The analysis also found that the number of places where it was cheaper to buy had significantly declined in the past one year.
“Even setting aside big upfront expenses like a down payment, rising month-by-month costs are likely keeping many people from purchasing,” said Danielle Hale, chief economist at Realtor.com.
The analysis found that only 41 percent of the nation's population lived in a county where a median-income family could afford to buy a home. While the cost to buy a home rose by 14 percent year over year, cost to rent increased only 4 percent. It was cheaper to buy a home compared to renting in 35 percent of the counties in July, this compared to 44 percent during the same time last year.
“Today only 41 percent of people live in a county where the median income family can afford to buy a home at the median list price, and affordability declined significantly over the past year. Since home ownership has historically been an important source of household wealth creation, it could be problematic if this trend continues for too long. Still, even in places where renting is currently more affordable, rising home prices provide a wealth-building opportunity for home buyers,” Hale said.
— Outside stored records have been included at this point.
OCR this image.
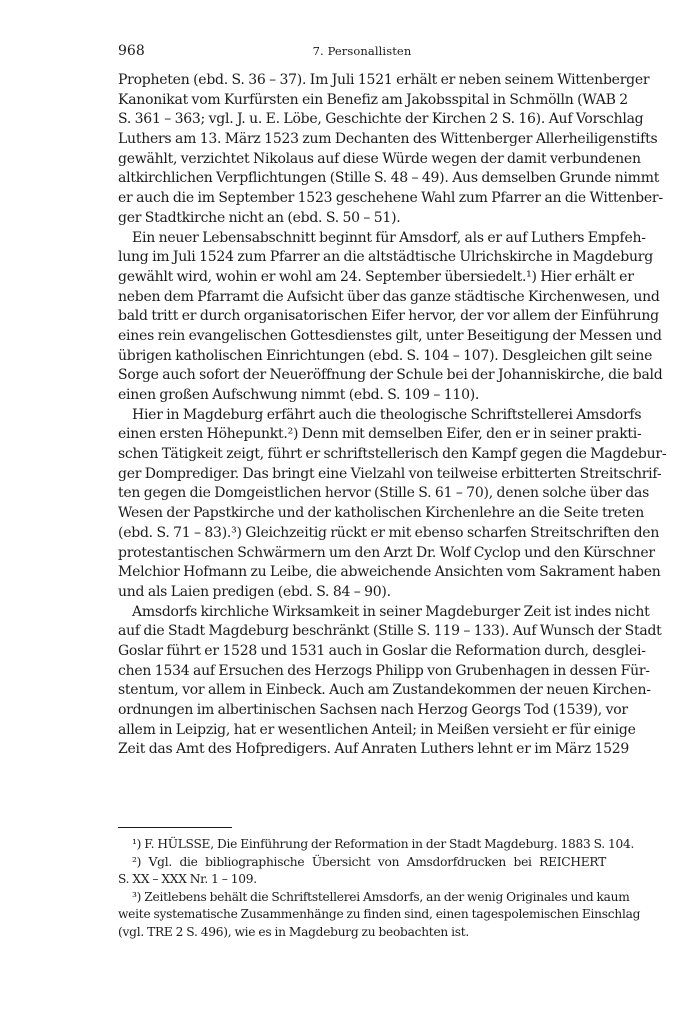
968	7. Personallisten
Propheten (ebd. S. 36 – 37). Im Juli 1521 erhält er neben seinem Wittenberger
Kanonikat vom Kurfürsten ein Benefiz am Jakobsspital in Schmölln (WAB 2
S. 361 – 363; vgl. J. u. E. Löbe, Geschichte der Kirchen 2 S. 16). Auf Vorschlag
Luthers am 13. März 1523 zum Dechanten des Wittenberger Allerheiligenstifts
gewählt, verzichtet Nikolaus auf diese Würde wegen der damit verbundenen
altkirchlichen Verpflichtungen (Stille S. 48 – 49). Aus demselben Grunde nimmt
er auch die im September 1523 geschehene Wahl zum Pfarrer an die Wittenber-
ger Stadtkirche nicht an (ebd. S. 50 – 51).
Ein neuer Lebensabschnitt beginnt für Amsdorf, als er auf Luthers Empfeh-
lung im Juli 1524 zum Pfarrer an die altstädtische Ulrichskirche in Magdeburg
gewählt wird, wohin er wohl am 24. September übersiedelt.¹) Hier erhält er
neben dem Pfarramt die Aufsicht über das ganze städtische Kirchenwesen, und
bald tritt er durch organisatorischen Eifer hervor, der vor allem der Einführung
eines rein evangelischen Gottesdienstes gilt, unter Beseitigung der Messen und
übrigen katholischen Einrichtungen (ebd. S. 104 – 107). Desgleichen gilt seine
Sorge auch sofort der Neueröffnung der Schule bei der Johanniskirche, die bald
einen großen Aufschwung nimmt (ebd. S. 109 – 110).
Hier in Magdeburg erfährt auch die theologische Schriftstellerei Amsdorfs
einen ersten Höhepunkt.²) Denn mit demselben Eifer, den er in seiner prakti-
schen Tätigkeit zeigt, führt er schriftstellerisch den Kampf gegen die Magdebur-
ger Domprediger. Das bringt eine Vielzahl von teilweise erbitterten Streitschrif-
ten gegen die Domgeistlichen hervor (Stille S. 61 – 70), denen solche über das
Wesen der Papstkirche und der katholischen Kirchenlehre an die Seite treten
(ebd. S. 71 – 83).³) Gleichzeitig rückt er mit ebenso scharfen Streitschriften den
protestantischen Schwärmern um den Arzt Dr. Wolf Cyclop und den Kürschner
Melchior Hofmann zu Leibe, die abweichende Ansichten vom Sakrament haben
und als Laien predigen (ebd. S. 84 – 90).
Amsdorfs kirchliche Wirksamkeit in seiner Magdeburger Zeit ist indes nicht
auf die Stadt Magdeburg beschränkt (Stille S. 119 – 133). Auf Wunsch der Stadt
Goslar führt er 1528 und 1531 auch in Goslar die Reformation durch, desglei-
chen 1534 auf Ersuchen des Herzogs Philipp von Grubenhagen in dessen Für-
stentum, vor allem in Einbeck. Auch am Zustandekommen der neuen Kirchen-
ordnungen im albertinischen Sachsen nach Herzog Georgs Tod (1539), vor
allem in Leipzig, hat er wesentlichen Anteil; in Meißen versieht er für einige
Zeit das Amt des Hofpredigers. Auf Anraten Luthers lehnt er im März 1529
¹) F. HÜLSSE, Die Einführung der Reformation in der Stadt Magdeburg. 1883 S. 104.
²) Vgl. die bibliographische Übersicht von Amsdorfdrucken bei REICHERT
S. XX – XXX Nr. 1 – 109.
³) Zeitlebens behält die Schriftstellerei Amsdorfs, an der wenig Originales und kaum
weite systematische Zusammenhänge zu finden sind, einen tagespolemischen Einschlag
(vgl. TRE 2 S. 496), wie es in Magdeburg zu beobachten ist.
The analysis found that the top five counties where purchasing a home was more affordable than renting were Clayton County, Georgia; Baltimore City, Maryland; Wayne County, Michigan; Cumberland County, North Carolina; and Madison County, Illinois. The share of income to buy was 4 percent to 14 percent lower than the share of income to rent in these counties.
In contrast renting remained less expensive than buying in Manhattan and Brooklyn in New York and in Monterey County, San Mateo County, and Santa Barbara County in California.